Indeed, if humanity is to flourish, to get over its addiction to war and guilt and fear, this is the false God that should — that must — die.
But let us get more specific still. Because while the books have as their evil antagonist a sinister cabal called the Magisterium (obvious parallel: Catholic Church), they also have a slew of dark characters in service of the Magisterium, various assassins and double-agents and robot drones running around trying to annihilate the children's spirit and destroy magic and lock down faith forever. Let us call these robotic drones, oh, say, the Catholic League. Or Focus on the Family. Gosh, no wonder they're a little peeved.

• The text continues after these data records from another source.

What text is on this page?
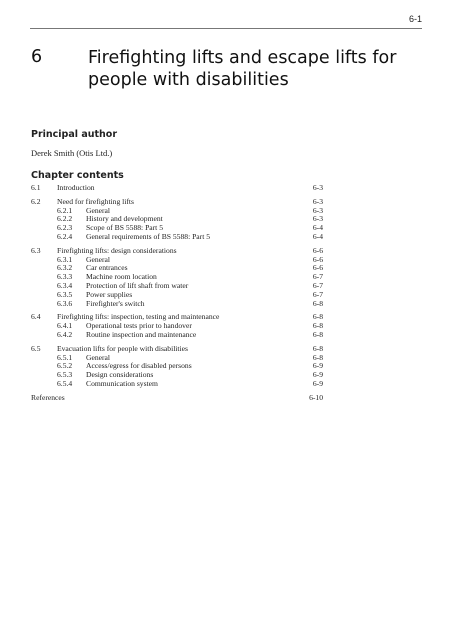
6-1
6	Firefighting lifts and escape lifts for people with disabilities
Principal author
Derek Smith (Otis Ltd.)
Chapter contents
6.1 Introduction	6-3
6.2 Need for firefighting lifts	6-3
6.2.1 General	6-3
6.2.2 History and development	6-3
6.2.3 Scope of BS 5588: Part 5	6-4
6.2.4 General requirements of BS 5588: Part 5	6-4
6.3 Firefighting lifts: design considerations	6-6
6.3.1 General	6-6
6.3.2 Car entrances	6-6
6.3.3 Machine room location	6-7
6.3.4 Protection of lift shaft from water	6-7
6.3.5 Power supplies	6-7
6.3.6 Firefighter's switch	6-8
6.4 Firefighting lifts: inspection, testing and maintenance	6-8
6.4.1 Operational tests prior to handover	6-8
6.4.2 Routine inspection and maintenance	6-8
6.5 Evacuation lifts for people with disabilities	6-8
6.5.1 General	6-8
6.5.2 Access/egress for disabled persons	6-9
6.5.3 Design considerations	6-9
6.5.4 Communication system	6-9
References	6-10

Ah, but it's almost too easy, is it not? Even a child can see that these people, these groups are so far from true spirit, so far from open consciousness it's a bit like comparing a lint ball to a cloud bank, a dung beetle to a flower bed. They are spiritual caricatures, the creepy clowns in organized religion's gloomy circus, all scrunched brows and gnarled hands and so much repressed sexuality it would make a porn star wince. Really, why give their silly protests any attention at all?
Well, for one thing, because these groups have proven they can be highly dangerous, utterly toxic to the culture as a whole. You already know the list: FCC crackdowns, stem cell research, ultraconservative judges, abstinence education, anti-choice laws, vicious homophobia, intelligent design, the rejection of science, all aiming toward nothing less than the creation of a fascist theocracy in America.